Detroit Stops Paying Billions in Debt to Avoid Bankruptcy


In a desperate attempt to avoid bankruptcy, Detroit’s Emergency Financial Manager, Kevyn Orr, announced the financially ailing city’s plan to immediately stop paying down $2.5 billion of its $18.5 billion of long-term debt.

“Detroit’s road to recovery begins today,” Orr told a room full of nearly 150 of the city’s creditors. “Financial mismanagement, a shrinking population, a dwindling tax base and other factors over the last 45 years have brought Detroit to the brink of financial and operational ruin.”

Orr, a bankruptcy attorney hired by Michigan to assist with the Motor City’s finical woes, said creditors could expect to be paid less than 10 cents on the dollar. “Our plan is bold because aggressive action is required to get Detroit back on its feet and improve the quality of life for the people who call Detroit home,” said Orr.

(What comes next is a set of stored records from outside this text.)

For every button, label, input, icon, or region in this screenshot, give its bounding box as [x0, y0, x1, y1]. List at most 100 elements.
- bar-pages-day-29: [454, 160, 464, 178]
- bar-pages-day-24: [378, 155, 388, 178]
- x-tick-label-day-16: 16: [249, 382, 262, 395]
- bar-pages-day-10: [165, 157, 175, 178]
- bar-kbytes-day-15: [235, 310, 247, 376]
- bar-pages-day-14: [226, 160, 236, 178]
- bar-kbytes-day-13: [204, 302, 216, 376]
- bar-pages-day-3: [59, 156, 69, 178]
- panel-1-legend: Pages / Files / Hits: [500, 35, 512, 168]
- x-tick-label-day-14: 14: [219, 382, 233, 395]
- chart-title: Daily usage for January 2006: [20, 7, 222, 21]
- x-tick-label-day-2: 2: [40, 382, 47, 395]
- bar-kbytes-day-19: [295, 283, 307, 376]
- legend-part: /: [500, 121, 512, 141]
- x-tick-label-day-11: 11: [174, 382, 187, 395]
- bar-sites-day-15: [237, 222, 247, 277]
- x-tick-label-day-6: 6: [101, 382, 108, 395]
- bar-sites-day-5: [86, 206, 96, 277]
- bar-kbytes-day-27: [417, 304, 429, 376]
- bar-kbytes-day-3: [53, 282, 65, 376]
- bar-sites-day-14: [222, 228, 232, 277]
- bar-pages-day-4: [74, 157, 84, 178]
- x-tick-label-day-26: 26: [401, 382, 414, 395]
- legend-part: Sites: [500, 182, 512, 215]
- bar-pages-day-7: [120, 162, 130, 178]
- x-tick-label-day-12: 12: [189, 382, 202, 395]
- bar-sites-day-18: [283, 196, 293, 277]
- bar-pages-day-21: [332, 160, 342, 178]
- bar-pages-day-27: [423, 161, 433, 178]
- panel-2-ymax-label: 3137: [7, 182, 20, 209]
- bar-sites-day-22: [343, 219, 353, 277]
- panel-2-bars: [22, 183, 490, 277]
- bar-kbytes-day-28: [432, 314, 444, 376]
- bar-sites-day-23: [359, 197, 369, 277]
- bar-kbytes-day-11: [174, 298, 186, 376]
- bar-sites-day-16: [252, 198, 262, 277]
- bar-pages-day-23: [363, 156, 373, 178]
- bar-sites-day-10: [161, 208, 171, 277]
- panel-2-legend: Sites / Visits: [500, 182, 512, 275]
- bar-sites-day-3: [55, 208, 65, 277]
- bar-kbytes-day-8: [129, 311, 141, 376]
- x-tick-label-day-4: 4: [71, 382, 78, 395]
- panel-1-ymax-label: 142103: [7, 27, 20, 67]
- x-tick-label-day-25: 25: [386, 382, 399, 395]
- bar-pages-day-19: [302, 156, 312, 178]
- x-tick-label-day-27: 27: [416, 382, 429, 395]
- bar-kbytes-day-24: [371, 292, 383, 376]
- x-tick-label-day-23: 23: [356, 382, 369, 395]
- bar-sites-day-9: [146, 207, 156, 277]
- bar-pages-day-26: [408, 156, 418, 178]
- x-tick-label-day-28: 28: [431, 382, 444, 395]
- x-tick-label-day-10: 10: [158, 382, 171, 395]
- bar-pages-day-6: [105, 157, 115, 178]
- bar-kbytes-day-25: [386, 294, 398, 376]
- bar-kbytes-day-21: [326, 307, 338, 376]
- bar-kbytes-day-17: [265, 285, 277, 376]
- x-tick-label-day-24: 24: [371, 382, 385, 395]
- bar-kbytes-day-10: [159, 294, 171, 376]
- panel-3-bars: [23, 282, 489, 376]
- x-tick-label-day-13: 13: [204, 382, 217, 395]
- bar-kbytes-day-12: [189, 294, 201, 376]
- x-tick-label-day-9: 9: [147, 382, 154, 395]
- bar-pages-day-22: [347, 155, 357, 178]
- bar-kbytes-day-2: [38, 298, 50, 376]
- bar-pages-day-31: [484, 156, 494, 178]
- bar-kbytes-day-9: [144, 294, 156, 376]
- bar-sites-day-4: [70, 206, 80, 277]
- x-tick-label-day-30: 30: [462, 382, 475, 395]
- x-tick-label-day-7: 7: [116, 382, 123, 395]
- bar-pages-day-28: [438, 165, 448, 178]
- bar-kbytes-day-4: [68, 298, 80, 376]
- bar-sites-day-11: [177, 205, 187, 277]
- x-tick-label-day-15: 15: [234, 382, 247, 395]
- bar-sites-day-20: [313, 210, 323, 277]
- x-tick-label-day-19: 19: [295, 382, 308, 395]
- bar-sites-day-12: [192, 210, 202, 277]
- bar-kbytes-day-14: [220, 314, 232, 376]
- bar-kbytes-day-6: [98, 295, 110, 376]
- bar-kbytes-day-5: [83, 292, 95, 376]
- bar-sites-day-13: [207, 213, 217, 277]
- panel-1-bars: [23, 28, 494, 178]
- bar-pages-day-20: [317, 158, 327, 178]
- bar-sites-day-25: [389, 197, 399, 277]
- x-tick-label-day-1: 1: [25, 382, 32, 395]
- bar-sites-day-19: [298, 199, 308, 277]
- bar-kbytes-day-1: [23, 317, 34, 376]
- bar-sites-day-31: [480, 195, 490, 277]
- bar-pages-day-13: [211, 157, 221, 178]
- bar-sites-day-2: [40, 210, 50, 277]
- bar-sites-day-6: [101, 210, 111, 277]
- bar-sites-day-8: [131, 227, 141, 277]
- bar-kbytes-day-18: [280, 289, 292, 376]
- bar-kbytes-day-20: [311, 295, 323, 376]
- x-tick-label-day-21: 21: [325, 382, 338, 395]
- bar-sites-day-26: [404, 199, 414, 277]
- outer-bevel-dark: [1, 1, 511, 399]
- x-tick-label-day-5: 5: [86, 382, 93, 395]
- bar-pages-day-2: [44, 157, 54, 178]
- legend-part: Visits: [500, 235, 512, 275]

Reuters[1] reports that Orr’s drastic plan [2]has already been put into effect, with the city skipping out on a $34 million payment due yesterday, a move Orr said will allow the city to conserve cash needed to provide services to residents.

Another strategy sure to rile a few feathers is Orr’s recommendation to cut current and retired city worker’s pensions. Orr stated that he does not believe Michigan’s constitution protects vested retirement benefits from a city that cannot afford them, a move likely to bring about lawsuits from city retirees.

The proposed plan also includes major cuts on healthcare, city worker pensions, investing $1.25 billion to restoring city services and city government, upgrading the city’s public lighting and information technology and handing over the city’s water and sewage department to an independent company.

Despite the proposed cuts, however, Orr still believes there’s a 50-50 chance Detroit will go bankrupt, which would make it the first major city to do so in American history.